3. Flashes Before Your Eyes -- Was this actual time travel or not? I'm truly befuddled as to what actually happened for Desmond before the island as opposed to how it happened in this episode. The course-correcting universe theme seems ripped off from Final Destination. I also do not quite understand how traveling to one's past equals having visions of the future. Don't get me wrong, I like this one. I like the drunking singing around the fire. And it does push the season in a new direction. But I'm amazed that when a lot of craziness flashes before an audience, they will hail it as great because they were confused.

2. Through the Looking Glass -- Damon Lindelof keeps referring to this one as one of the best season finales. I just don't see it. I know that the sudden leap to flash forwards was a big deal. It was shocking, and we talked about it. But on the whole, there's not much to this episode. It's two hours of people walking uphill! Most of the big "reveals" were predicted (the fact that Sayid and company didn't die for example). And of course, all the stuff in the Looking Glass station was a joke. Mikhail has more lives than Jason Voorhees. The situation we see is not what Desmond described, as there was no switch for Charlie to flip (it was a keypad), and no helicopter ever took Claire and Aaron away. Furthermore, for all the talk of how heroic Charlie's death was, there was clearly time and ability for him to escape. Oh, and his "not Penny's boat" message didn't really help anything, did it? All this adds up to a lot of frustration. The good bits do not come close to "Exodus" or even "The Incident" for great finales.

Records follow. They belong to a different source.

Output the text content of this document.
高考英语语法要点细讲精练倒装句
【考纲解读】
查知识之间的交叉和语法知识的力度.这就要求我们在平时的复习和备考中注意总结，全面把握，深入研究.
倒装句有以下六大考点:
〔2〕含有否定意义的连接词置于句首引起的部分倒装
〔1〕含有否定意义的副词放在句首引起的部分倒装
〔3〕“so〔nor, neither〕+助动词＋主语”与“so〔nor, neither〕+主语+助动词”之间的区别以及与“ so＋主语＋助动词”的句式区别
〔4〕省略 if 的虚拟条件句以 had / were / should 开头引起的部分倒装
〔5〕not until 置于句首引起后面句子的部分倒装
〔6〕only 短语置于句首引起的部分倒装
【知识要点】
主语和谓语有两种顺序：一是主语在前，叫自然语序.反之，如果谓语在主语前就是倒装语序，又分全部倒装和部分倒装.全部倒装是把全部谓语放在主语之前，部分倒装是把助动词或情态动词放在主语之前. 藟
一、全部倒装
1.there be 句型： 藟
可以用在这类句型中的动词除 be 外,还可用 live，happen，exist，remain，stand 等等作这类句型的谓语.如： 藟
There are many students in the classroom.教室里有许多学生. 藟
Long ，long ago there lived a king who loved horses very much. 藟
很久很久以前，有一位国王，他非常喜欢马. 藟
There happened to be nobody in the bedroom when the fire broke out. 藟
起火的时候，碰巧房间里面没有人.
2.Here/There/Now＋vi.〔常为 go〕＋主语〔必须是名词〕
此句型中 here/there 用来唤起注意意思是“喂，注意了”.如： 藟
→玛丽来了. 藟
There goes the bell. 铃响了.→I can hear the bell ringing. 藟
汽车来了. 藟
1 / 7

1.The Constant -- I like this one. I do. But over and over again I hear people talk about how it is the best episode of Lost and it just plain isn't. I'm glad Des got back with Penny. I'm glad we saw some of his time in the service. But I'm still confused about Desmond's timeline regarding Penny (they weren't together, but she still wrote him love letters while he was in prison?). And as good as the episode is, most of it's credit goes to its lofty concept. The logic also confuses the audience; many of those I hear from think that a constant HAS to be a person, which is not what the episode said at all. Finally, it's primary focus is on Desmond to the exclusion of nearly everything else. Lost has been much more effective on a number of occasions. For me, as good as "The Constant" is, it surely doesn't even approach the Pilot, let alone best episode ever.